I came across Arrays.parallelPrefix introduced in Java 8.
This overloaded method performs operation on each element of the input array in a cumulative fashion. For e.g. from docs:
Cumulates, in parallel, each element of the given array in place, using the supplied function. For example if the array initially holds [2, 1, 0, 3] and the operation performs addition, then upon return the array holds [2, 3, 3, 6]. Parallel prefix computation is usually more efficient than sequential loops for large arrays.
So, how does Java achieve this task in parallel when the operation on a term is dependent on the operation result on the previous term, and so on?
I tried going through the code myself and they do use ForkJoinTasks, but it's not so straightforward how they would merge result to get the final array.
As explained in Eran’s answer, this operation utilizes the associativity property of the function.
Then, there are two fundamental steps. The first one, is an actual prefix operation (in the sense of requiring the previous element(s) for the evaluation), applied to parts of the array in parallel. The result of each partial operation (identical to the resulting last element), is the offset for the remaining array.
E.g. for the following array, using sum as prefix operation, and four processors
4 9 5 1 0 5 1 6 6 4 6 5 1 6 9 3
we get
4 → 13 → 18 → 19 0 → 5 → 6 → 12 6 → 10 → 16 → 21 1 → 7 → 16 → 19
↓ ↓ ↓ ↓
19 12 21 19
now, we utilize the associativity to apply the prefix operation to the offsets first
↓ ↓ ↓ ↓
19 → 31 → 52 → 71
Then, we get to the second phase, which is to apply these offsets to each element of the next chunk, which is a perfectly parallelizable operation, as there is no dependency to the previous element(s) anymore
19 19 19 19 31 31 31 31 52 52 52 52
↓ ↓ ↓ ↓ ↓ ↓ ↓ ↓ ↓ ↓ ↓ ↓
4 13 18 19 19 24 25 31 37 41 47 52 53 59 68 71
When we use the same example for eight threads,
4 9 5 1 0 5 1 6 6 4 6 5 1 6 9 3
4 → 13 5 → 6 0 → 5 1 → 7 6 → 10 6 → 11 1 → 7 9 → 12
↓ ↓ ↓ ↓ ↓ ↓ ↓ ↓
13 6 5 7 10 11 7 12
↓ ↓ ↓ ↓ ↓ ↓ ↓ ↓
13 → 19 → 24 → 31 → 41 → 52 → 59 → 71
13 13 19 19 24 24 31 31 41 41 52 52 59 59
↓ ↓ ↓ ↓ ↓ ↓ ↓ ↓ ↓ ↓ ↓ ↓ ↓ ↓
4 13 18 19 19 24 25 31 37 41 47 52 53 59 68 71
we see that there will be a clear benefit, even when we use the simpler strategy of keeping the work chunks the same for both steps, in other words, accept one idle worker thread in the second phase. We will need about ⅛n for the first phase and ⅛n for the second, needing ¼n total for the operation (where n is the cost of the sequential prefix evaluation of the entire array). Of course, only roughly and in the best case.
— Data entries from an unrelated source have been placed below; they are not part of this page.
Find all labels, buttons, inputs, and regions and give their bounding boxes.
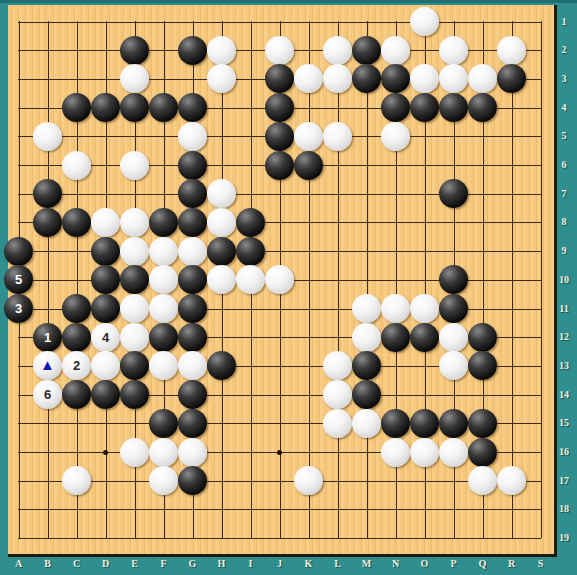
black-stone-J5[interactable] bbox=[265, 122, 294, 151]
black-stone-M3[interactable] bbox=[352, 64, 381, 93]
black-stone-P10[interactable] bbox=[439, 265, 468, 294]
black-stone-H9[interactable] bbox=[207, 237, 236, 266]
white-stone-F13[interactable] bbox=[149, 351, 178, 380]
black-stone-N4[interactable] bbox=[381, 93, 410, 122]
black-stone-G6[interactable] bbox=[178, 151, 207, 180]
white-stone-K17[interactable] bbox=[294, 466, 323, 495]
white-stone-O11[interactable] bbox=[410, 294, 439, 323]
black-stone-A9[interactable] bbox=[4, 237, 33, 266]
black-stone-F12[interactable] bbox=[149, 323, 178, 352]
row-label-14: 14 bbox=[554, 389, 574, 400]
white-stone-J2[interactable] bbox=[265, 36, 294, 65]
black-stone-G14[interactable] bbox=[178, 380, 207, 409]
row-label-6: 6 bbox=[554, 159, 574, 170]
black-stone-N15[interactable] bbox=[381, 409, 410, 438]
black-stone-C8[interactable] bbox=[62, 208, 91, 237]
black-stone-F4[interactable] bbox=[149, 93, 178, 122]
col-label-E: E bbox=[125, 558, 145, 569]
black-stone-J4[interactable] bbox=[265, 93, 294, 122]
white-stone-Q3[interactable] bbox=[468, 64, 497, 93]
row-label-8: 8 bbox=[554, 216, 574, 227]
black-stone-C11[interactable] bbox=[62, 294, 91, 323]
black-stone-A10[interactable]: 5 bbox=[4, 265, 33, 294]
grid-line-vertical bbox=[367, 21, 368, 538]
white-stone-P3[interactable] bbox=[439, 64, 468, 93]
white-stone-H7[interactable] bbox=[207, 179, 236, 208]
white-stone-E11[interactable] bbox=[120, 294, 149, 323]
black-stone-P7[interactable] bbox=[439, 179, 468, 208]
black-stone-F8[interactable] bbox=[149, 208, 178, 237]
white-stone-G13[interactable] bbox=[178, 351, 207, 380]
grid-line-vertical bbox=[541, 21, 542, 538]
col-label-N: N bbox=[386, 558, 406, 569]
black-stone-M13[interactable] bbox=[352, 351, 381, 380]
black-stone-Q12[interactable] bbox=[468, 323, 497, 352]
white-stone-N11[interactable] bbox=[381, 294, 410, 323]
row-label-13: 13 bbox=[554, 360, 574, 371]
black-stone-Q16[interactable] bbox=[468, 438, 497, 467]
col-label-R: R bbox=[502, 558, 522, 569]
grid-line-vertical bbox=[512, 21, 513, 538]
black-stone-B12[interactable]: 1 bbox=[33, 323, 62, 352]
black-stone-Q13[interactable] bbox=[468, 351, 497, 380]
white-stone-L3[interactable] bbox=[323, 64, 352, 93]
black-stone-F15[interactable] bbox=[149, 409, 178, 438]
white-stone-C17[interactable] bbox=[62, 466, 91, 495]
col-label-B: B bbox=[38, 558, 58, 569]
go-app-window: 5314▲26 ABCDEFGHIJKLMNOPQRS 123456789101… bbox=[0, 0, 577, 575]
white-stone-P12[interactable] bbox=[439, 323, 468, 352]
white-stone-L14[interactable] bbox=[323, 380, 352, 409]
black-stone-N3[interactable] bbox=[381, 64, 410, 93]
col-label-L: L bbox=[328, 558, 348, 569]
col-label-F: F bbox=[154, 558, 174, 569]
white-stone-B13[interactable]: ▲ bbox=[33, 351, 62, 380]
white-stone-Q17[interactable] bbox=[468, 466, 497, 495]
white-stone-E8[interactable] bbox=[120, 208, 149, 237]
white-stone-P13[interactable] bbox=[439, 351, 468, 380]
black-stone-D9[interactable] bbox=[91, 237, 120, 266]
grid-line-horizontal bbox=[18, 509, 541, 510]
move-number-label: 2 bbox=[73, 359, 80, 372]
row-label-12: 12 bbox=[554, 331, 574, 342]
black-stone-M2[interactable] bbox=[352, 36, 381, 65]
col-label-D: D bbox=[96, 558, 116, 569]
grid-line-vertical bbox=[338, 21, 339, 538]
white-stone-F11[interactable] bbox=[149, 294, 178, 323]
black-stone-G12[interactable] bbox=[178, 323, 207, 352]
black-stone-M14[interactable] bbox=[352, 380, 381, 409]
row-label-4: 4 bbox=[554, 102, 574, 113]
white-stone-D8[interactable] bbox=[91, 208, 120, 237]
black-stone-O15[interactable] bbox=[410, 409, 439, 438]
move-number-label: 6 bbox=[44, 388, 51, 401]
move-number-label: 3 bbox=[15, 302, 22, 315]
triangle-marker: ▲ bbox=[40, 357, 55, 372]
black-stone-B8[interactable] bbox=[33, 208, 62, 237]
black-stone-G11[interactable] bbox=[178, 294, 207, 323]
black-stone-D14[interactable] bbox=[91, 380, 120, 409]
col-label-H: H bbox=[212, 558, 232, 569]
black-stone-G15[interactable] bbox=[178, 409, 207, 438]
grid-line-horizontal bbox=[18, 538, 541, 539]
white-stone-O1[interactable] bbox=[410, 7, 439, 36]
white-stone-M15[interactable] bbox=[352, 409, 381, 438]
col-label-K: K bbox=[299, 558, 319, 569]
white-stone-H3[interactable] bbox=[207, 64, 236, 93]
black-stone-D11[interactable] bbox=[91, 294, 120, 323]
white-stone-O3[interactable] bbox=[410, 64, 439, 93]
black-stone-A11[interactable]: 3 bbox=[4, 294, 33, 323]
black-stone-H13[interactable] bbox=[207, 351, 236, 380]
white-stone-B14[interactable]: 6 bbox=[33, 380, 62, 409]
black-stone-E14[interactable] bbox=[120, 380, 149, 409]
black-stone-D4[interactable] bbox=[91, 93, 120, 122]
col-label-O: O bbox=[415, 558, 435, 569]
black-stone-R3[interactable] bbox=[497, 64, 526, 93]
white-stone-L2[interactable] bbox=[323, 36, 352, 65]
grid-line-horizontal bbox=[18, 481, 541, 482]
black-stone-Q4[interactable] bbox=[468, 93, 497, 122]
white-stone-F10[interactable] bbox=[149, 265, 178, 294]
black-stone-I9[interactable] bbox=[236, 237, 265, 266]
white-stone-O16[interactable] bbox=[410, 438, 439, 467]
white-stone-R2[interactable] bbox=[497, 36, 526, 65]
row-label-17: 17 bbox=[554, 475, 574, 486]
col-label-J: J bbox=[270, 558, 290, 569]
black-stone-K6[interactable] bbox=[294, 151, 323, 180]
row-label-18: 18 bbox=[554, 503, 574, 514]
white-stone-H10[interactable] bbox=[207, 265, 236, 294]
white-stone-E9[interactable] bbox=[120, 237, 149, 266]
white-stone-C6[interactable] bbox=[62, 151, 91, 180]
white-stone-L15[interactable] bbox=[323, 409, 352, 438]
white-stone-D12[interactable]: 4 bbox=[91, 323, 120, 352]
white-stone-K3[interactable] bbox=[294, 64, 323, 93]
white-stone-E3[interactable] bbox=[120, 64, 149, 93]
white-stone-N5[interactable] bbox=[381, 122, 410, 151]
move-number-label: 1 bbox=[44, 331, 51, 344]
white-stone-I10[interactable] bbox=[236, 265, 265, 294]
black-stone-G10[interactable] bbox=[178, 265, 207, 294]
row-label-10: 10 bbox=[554, 274, 574, 285]
black-stone-C12[interactable] bbox=[62, 323, 91, 352]
black-stone-O4[interactable] bbox=[410, 93, 439, 122]
black-stone-P11[interactable] bbox=[439, 294, 468, 323]
black-stone-Q15[interactable] bbox=[468, 409, 497, 438]
black-stone-P4[interactable] bbox=[439, 93, 468, 122]
white-stone-L5[interactable] bbox=[323, 122, 352, 151]
row-label-11: 11 bbox=[554, 303, 574, 314]
black-stone-G7[interactable] bbox=[178, 179, 207, 208]
white-stone-R17[interactable] bbox=[497, 466, 526, 495]
black-stone-E4[interactable] bbox=[120, 93, 149, 122]
black-stone-I8[interactable] bbox=[236, 208, 265, 237]
col-label-Q: Q bbox=[473, 558, 493, 569]
black-stone-E13[interactable] bbox=[120, 351, 149, 380]
move-number-label: 4 bbox=[102, 331, 109, 344]
row-label-5: 5 bbox=[554, 130, 574, 141]
row-label-19: 19 bbox=[554, 532, 574, 543]
white-stone-D13[interactable] bbox=[91, 351, 120, 380]
white-stone-G5[interactable] bbox=[178, 122, 207, 151]
col-label-C: C bbox=[67, 558, 87, 569]
white-stone-E12[interactable] bbox=[120, 323, 149, 352]
black-stone-J3[interactable] bbox=[265, 64, 294, 93]
white-stone-C13[interactable]: 2 bbox=[62, 351, 91, 380]
white-stone-E6[interactable] bbox=[120, 151, 149, 180]
col-label-S: S bbox=[531, 558, 551, 569]
black-stone-N12[interactable] bbox=[381, 323, 410, 352]
white-stone-H8[interactable] bbox=[207, 208, 236, 237]
row-label-3: 3 bbox=[554, 73, 574, 84]
row-label-2: 2 bbox=[554, 44, 574, 55]
white-stone-B5[interactable] bbox=[33, 122, 62, 151]
white-stone-H2[interactable] bbox=[207, 36, 236, 65]
white-stone-P16[interactable] bbox=[439, 438, 468, 467]
white-stone-F9[interactable] bbox=[149, 237, 178, 266]
white-stone-M11[interactable] bbox=[352, 294, 381, 323]
white-stone-E16[interactable] bbox=[120, 438, 149, 467]
col-label-I: I bbox=[241, 558, 261, 569]
black-stone-O12[interactable] bbox=[410, 323, 439, 352]
col-label-M: M bbox=[357, 558, 377, 569]
black-stone-J6[interactable] bbox=[265, 151, 294, 180]
white-stone-G16[interactable] bbox=[178, 438, 207, 467]
white-stone-F17[interactable] bbox=[149, 466, 178, 495]
black-stone-G4[interactable] bbox=[178, 93, 207, 122]
black-stone-E2[interactable] bbox=[120, 36, 149, 65]
white-stone-N2[interactable] bbox=[381, 36, 410, 65]
white-stone-M12[interactable] bbox=[352, 323, 381, 352]
white-stone-K5[interactable] bbox=[294, 122, 323, 151]
white-stone-J10[interactable] bbox=[265, 265, 294, 294]
row-label-1: 1 bbox=[554, 16, 574, 27]
grid-line-vertical bbox=[309, 21, 310, 538]
black-stone-G8[interactable] bbox=[178, 208, 207, 237]
white-stone-F16[interactable] bbox=[149, 438, 178, 467]
white-stone-N16[interactable] bbox=[381, 438, 410, 467]
row-label-7: 7 bbox=[554, 188, 574, 199]
row-label-16: 16 bbox=[554, 446, 574, 457]
white-stone-G9[interactable] bbox=[178, 237, 207, 266]
white-stone-L13[interactable] bbox=[323, 351, 352, 380]
go-board[interactable]: 5314▲26 bbox=[8, 5, 557, 557]
black-stone-D10[interactable] bbox=[91, 265, 120, 294]
black-stone-B7[interactable] bbox=[33, 179, 62, 208]
star-point-D16 bbox=[103, 450, 108, 455]
star-point-J16 bbox=[277, 450, 282, 455]
black-stone-P15[interactable] bbox=[439, 409, 468, 438]
black-stone-G2[interactable] bbox=[178, 36, 207, 65]
black-stone-E10[interactable] bbox=[120, 265, 149, 294]
black-stone-G17[interactable] bbox=[178, 466, 207, 495]
row-label-15: 15 bbox=[554, 417, 574, 428]
col-label-A: A bbox=[9, 558, 29, 569]
col-label-P: P bbox=[444, 558, 464, 569]
black-stone-C4[interactable] bbox=[62, 93, 91, 122]
white-stone-P2[interactable] bbox=[439, 36, 468, 65]
col-label-G: G bbox=[183, 558, 203, 569]
row-label-9: 9 bbox=[554, 245, 574, 256]
black-stone-C14[interactable] bbox=[62, 380, 91, 409]
move-number-label: 5 bbox=[15, 273, 22, 286]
In contrast, when we have only two processors
4 9 5 1 0 5 1 6 6 4 6 5 1 6 9 3
4 → 13 → 18 → 19 → 19 → 24 → 25 → 31 6 → 10 → 16 → 21 → 22 → 28 → 37 → 40
↓ ↓
31 40
↓ ↓
31 → 71
31 31 31 31 31 31 31 31
↓ ↓ ↓ ↓ ↓ ↓ ↓ ↓
4 13 18 19 19 24 25 31 37 41 47 52 53 59 68 71
we can only gain a benefit, when we re-assign the work of the second phase. This is possible, as said, because the second phase’s work has no dependencies between the elements anymore. So we can split this operation arbitrarily, though it complicates the implementation and may introduce an additional overhead.
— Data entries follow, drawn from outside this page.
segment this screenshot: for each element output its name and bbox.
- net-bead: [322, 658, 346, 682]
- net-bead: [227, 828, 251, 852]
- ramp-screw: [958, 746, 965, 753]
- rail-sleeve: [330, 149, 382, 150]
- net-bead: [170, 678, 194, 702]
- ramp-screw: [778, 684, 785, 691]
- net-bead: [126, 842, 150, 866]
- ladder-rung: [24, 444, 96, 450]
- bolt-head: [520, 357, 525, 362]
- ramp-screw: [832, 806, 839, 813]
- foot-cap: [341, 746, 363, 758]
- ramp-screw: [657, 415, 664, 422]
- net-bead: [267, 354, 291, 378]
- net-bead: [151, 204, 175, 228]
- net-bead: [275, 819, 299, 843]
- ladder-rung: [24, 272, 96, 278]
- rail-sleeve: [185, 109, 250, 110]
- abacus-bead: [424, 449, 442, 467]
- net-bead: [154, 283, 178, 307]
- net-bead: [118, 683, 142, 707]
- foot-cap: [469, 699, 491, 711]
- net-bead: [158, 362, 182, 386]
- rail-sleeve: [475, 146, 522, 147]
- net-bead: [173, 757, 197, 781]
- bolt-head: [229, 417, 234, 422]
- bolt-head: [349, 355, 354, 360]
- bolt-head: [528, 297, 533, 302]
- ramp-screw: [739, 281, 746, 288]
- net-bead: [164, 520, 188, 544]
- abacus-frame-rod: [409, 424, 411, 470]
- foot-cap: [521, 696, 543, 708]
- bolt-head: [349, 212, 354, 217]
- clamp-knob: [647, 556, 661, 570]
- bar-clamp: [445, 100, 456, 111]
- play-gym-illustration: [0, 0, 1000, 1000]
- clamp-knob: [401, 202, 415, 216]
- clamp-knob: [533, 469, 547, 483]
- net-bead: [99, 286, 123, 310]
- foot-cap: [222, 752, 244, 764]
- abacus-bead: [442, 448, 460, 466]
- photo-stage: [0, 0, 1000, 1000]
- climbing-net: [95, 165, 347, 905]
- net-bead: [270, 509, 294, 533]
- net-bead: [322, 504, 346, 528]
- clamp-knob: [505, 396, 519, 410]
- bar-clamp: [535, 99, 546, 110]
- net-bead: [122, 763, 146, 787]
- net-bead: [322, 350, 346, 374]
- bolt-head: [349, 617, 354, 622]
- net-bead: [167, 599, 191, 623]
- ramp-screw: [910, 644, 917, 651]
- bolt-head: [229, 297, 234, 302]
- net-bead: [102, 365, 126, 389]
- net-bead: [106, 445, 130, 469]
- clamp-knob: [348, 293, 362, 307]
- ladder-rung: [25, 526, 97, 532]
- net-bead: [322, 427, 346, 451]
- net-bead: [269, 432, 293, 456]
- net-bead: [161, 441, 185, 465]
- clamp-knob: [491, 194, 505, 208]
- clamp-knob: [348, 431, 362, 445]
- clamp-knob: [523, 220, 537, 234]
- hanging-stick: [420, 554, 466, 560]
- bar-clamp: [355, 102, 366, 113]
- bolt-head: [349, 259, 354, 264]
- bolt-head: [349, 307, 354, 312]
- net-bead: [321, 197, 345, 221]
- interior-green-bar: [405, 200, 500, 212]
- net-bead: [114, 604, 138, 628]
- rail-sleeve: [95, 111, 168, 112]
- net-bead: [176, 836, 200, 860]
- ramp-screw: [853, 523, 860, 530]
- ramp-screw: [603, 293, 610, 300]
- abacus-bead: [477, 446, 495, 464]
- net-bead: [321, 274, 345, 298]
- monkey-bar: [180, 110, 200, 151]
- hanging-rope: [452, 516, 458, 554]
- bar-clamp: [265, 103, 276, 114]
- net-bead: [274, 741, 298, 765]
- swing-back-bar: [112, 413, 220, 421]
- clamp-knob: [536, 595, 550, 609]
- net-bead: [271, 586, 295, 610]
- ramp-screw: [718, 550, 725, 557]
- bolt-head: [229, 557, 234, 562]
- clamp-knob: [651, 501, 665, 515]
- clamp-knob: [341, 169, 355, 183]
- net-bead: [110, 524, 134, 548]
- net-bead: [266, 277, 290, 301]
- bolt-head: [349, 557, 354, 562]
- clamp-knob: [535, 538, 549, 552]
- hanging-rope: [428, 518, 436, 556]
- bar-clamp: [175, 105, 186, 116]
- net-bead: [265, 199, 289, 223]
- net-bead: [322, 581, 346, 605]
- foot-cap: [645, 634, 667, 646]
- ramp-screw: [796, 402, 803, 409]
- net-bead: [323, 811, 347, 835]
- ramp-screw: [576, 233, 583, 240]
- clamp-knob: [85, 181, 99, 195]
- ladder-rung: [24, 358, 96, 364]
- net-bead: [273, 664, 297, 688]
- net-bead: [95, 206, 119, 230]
When we split the work of the second phase between both processors, the first phase needs about ½n and the second will need ¼n, yielding ¾n total, which still is a benefit, if the array is large enough.
As an additional note, you might notice that the offsets calculated in preparation of the second phase are identical to the result for the last element of the chunk. So, you could reduce the required number of operations by one per chunk by simply assigning that value. But the typical scenario is to have only a few chunks (scaling with the number of processors) with a large number of elements, so saving one operation per chunk is not relevant.